Second Workshop on Video Large Language Models

Call for Papers

The papers submitted are non-archival, they will not be published in the CVPR Workshop Proceedings.

Important Dates

Submission Deadline: April 20, 2026

Review Deadline: May 1, 2026

Notification to authors: May 10, 2026

Final camera-ready deadline: May 15, 2026

Topics of Interest

We invite submissions addressing various aspects of Video Large Language Models, including but not limited to the following areas:

Methods/Algorithms

Training MLLMs on video with objective/reward design and efficient learning, extended to predictive world-model objectives, VLA perception–language–action loops, and unified backbones that share representations across image–video–audio–text.

Data Creation

Innovative strategies for leveraging web video data, advanced filtering techniques, synthetic data generation, long video understanding datasets and enriching datasets for video instruction tuning.

Evaluation and Analysis

Robust evaluation frameworks for existing models, focusing on improving interpretability, deriving novel insights, and introducing new metrics and benchmarks for VidLLMs.

Best Practices

Reproducible training/eval protocols, including closed-loop rollout training, horizon-aware curricula, and policy/plan logging for unified/VLA systems.

Applications

From classic CV tasks to simulation and robotics, planning/forecasting with world models, and action-grounded assistants powered by unified VidLLM stacks.
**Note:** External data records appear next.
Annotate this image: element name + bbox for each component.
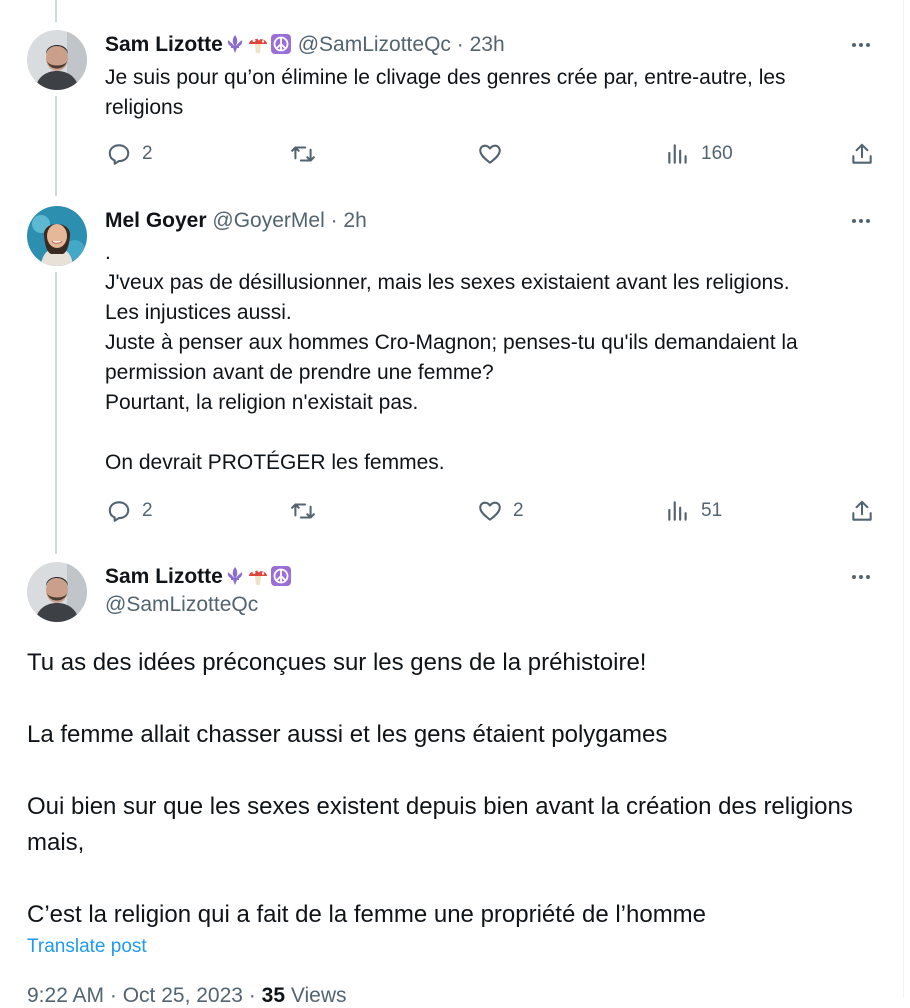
avatar[interactable] bbox=[27, 206, 87, 266]
reply-icon bbox=[108, 144, 130, 165]
author-handle[interactable]: @SamLizotteQc bbox=[105, 593, 258, 617]
post-text: Je suis pour qu’on élimine le clivage de… bbox=[105, 66, 792, 119]
more-options-icon[interactable] bbox=[852, 219, 870, 223]
post-text: Tu as des idées préconçues sur les gens … bbox=[27, 649, 853, 928]
author-name[interactable]: Sam Lizotte bbox=[105, 33, 223, 56]
author-name[interactable]: Mel Goyer bbox=[105, 209, 207, 232]
post-time[interactable]: 23h bbox=[470, 33, 505, 56]
like-button[interactable] bbox=[477, 141, 513, 167]
fleur-de-lis-icon bbox=[224, 33, 246, 55]
thread-line bbox=[55, 0, 57, 22]
action-bar: 2 2 51 bbox=[0, 498, 910, 528]
post-header: Mel Goyer @GoyerMel · 2h bbox=[105, 208, 367, 234]
post-time[interactable]: 2h bbox=[343, 209, 366, 232]
views-count: 35 bbox=[261, 984, 285, 1007]
more-options-icon[interactable] bbox=[852, 575, 870, 579]
author-handle[interactable]: @GoyerMel bbox=[212, 209, 324, 232]
author-handle[interactable]: @SamLizotteQc bbox=[298, 33, 451, 56]
post-metadata: 9:22 AM · Oct 25, 2023 · 35 Views bbox=[27, 984, 346, 1008]
peace-symbol-icon bbox=[270, 565, 292, 587]
avatar[interactable] bbox=[27, 30, 87, 90]
separator: · bbox=[456, 33, 464, 56]
reply-count: 2 bbox=[142, 500, 153, 521]
analytics-icon bbox=[668, 144, 687, 164]
post-header: Sam Lizotte @SamLizotteQc · 23h bbox=[105, 32, 505, 58]
views-label: Views bbox=[290, 984, 347, 1007]
views-count: 51 bbox=[701, 500, 723, 521]
share-button[interactable] bbox=[849, 498, 875, 524]
heart-icon bbox=[479, 501, 501, 521]
share-button[interactable] bbox=[849, 141, 875, 167]
post-header: Sam Lizotte bbox=[105, 564, 292, 590]
retweet-icon bbox=[291, 146, 315, 162]
share-icon bbox=[852, 500, 872, 521]
fleur-de-lis-icon bbox=[224, 565, 246, 587]
share-icon bbox=[852, 143, 872, 164]
post-timestamp[interactable]: 9:22 AM · Oct 25, 2023 · bbox=[27, 984, 256, 1007]
reply-button[interactable]: 2 bbox=[106, 498, 153, 524]
separator: · bbox=[330, 209, 338, 232]
reply-icon bbox=[108, 501, 130, 522]
views-button[interactable]: 160 bbox=[665, 141, 733, 167]
retweet-button[interactable] bbox=[290, 498, 326, 524]
translate-post-link[interactable]: Translate post bbox=[27, 936, 147, 958]
author-name[interactable]: Sam Lizotte bbox=[105, 565, 223, 588]
like-button[interactable]: 2 bbox=[477, 498, 524, 524]
analytics-icon bbox=[668, 501, 687, 521]
like-count: 2 bbox=[513, 500, 524, 521]
post-text: . J'veux pas de désillusionner, mais les… bbox=[105, 241, 798, 474]
reply-button[interactable]: 2 bbox=[106, 141, 153, 167]
avatar[interactable] bbox=[27, 562, 87, 622]
heart-icon bbox=[479, 144, 501, 164]
retweet-icon bbox=[291, 503, 315, 519]
action-bar: 2 160 bbox=[0, 141, 910, 171]
more-options-icon[interactable] bbox=[852, 43, 870, 47]
mushroom-icon bbox=[247, 565, 269, 587]
mushroom-icon bbox=[247, 33, 269, 55]
peace-symbol-icon bbox=[270, 33, 292, 55]
reply-count: 2 bbox=[142, 143, 153, 164]
views-count: 160 bbox=[701, 143, 733, 164]
views-button[interactable]: 51 bbox=[665, 498, 722, 524]
retweet-button[interactable] bbox=[290, 141, 326, 167]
Comparison and Benchmarking

Systematic studies versus expert CV pipelines and among world-model, VLA, and unified approaches, measuring generalization, data/compute efficiency, and cost.

Limitations, Risks and Safety

Addressing bias, fairness, and ethical challenges, including factuality, hallucination, and safety concerns in VidLLMs, and action safety and intervention, error compounding in long-horizon rollouts, and modality leakage in unified models.

Emerging Research Areas

Long-form video understanding and efficient high-resolution video tasks, video grounding LLMs, and fully unified multimodal architectures.

Vision-Language-Action (VLA)

Integrating perception-language-action loops for robotics, simulation, and embodied video reasoning.

World Models

Learning environment dynamics, future state prediction, and generative modeling of physically consistent reality.

Submission Guidelines

We accept both short (4 pages) and long (8 pages) papers.

Apart from page count, submissions should follow the CVPR format. Please see the complete guidelines at: CVPR 2026 Author Instructions (available closer to the event)

Submission portal: OpenReview

Program Committee

We have a diverse PC drawn from academia and industry. Each submission will receive at least two blind reviews.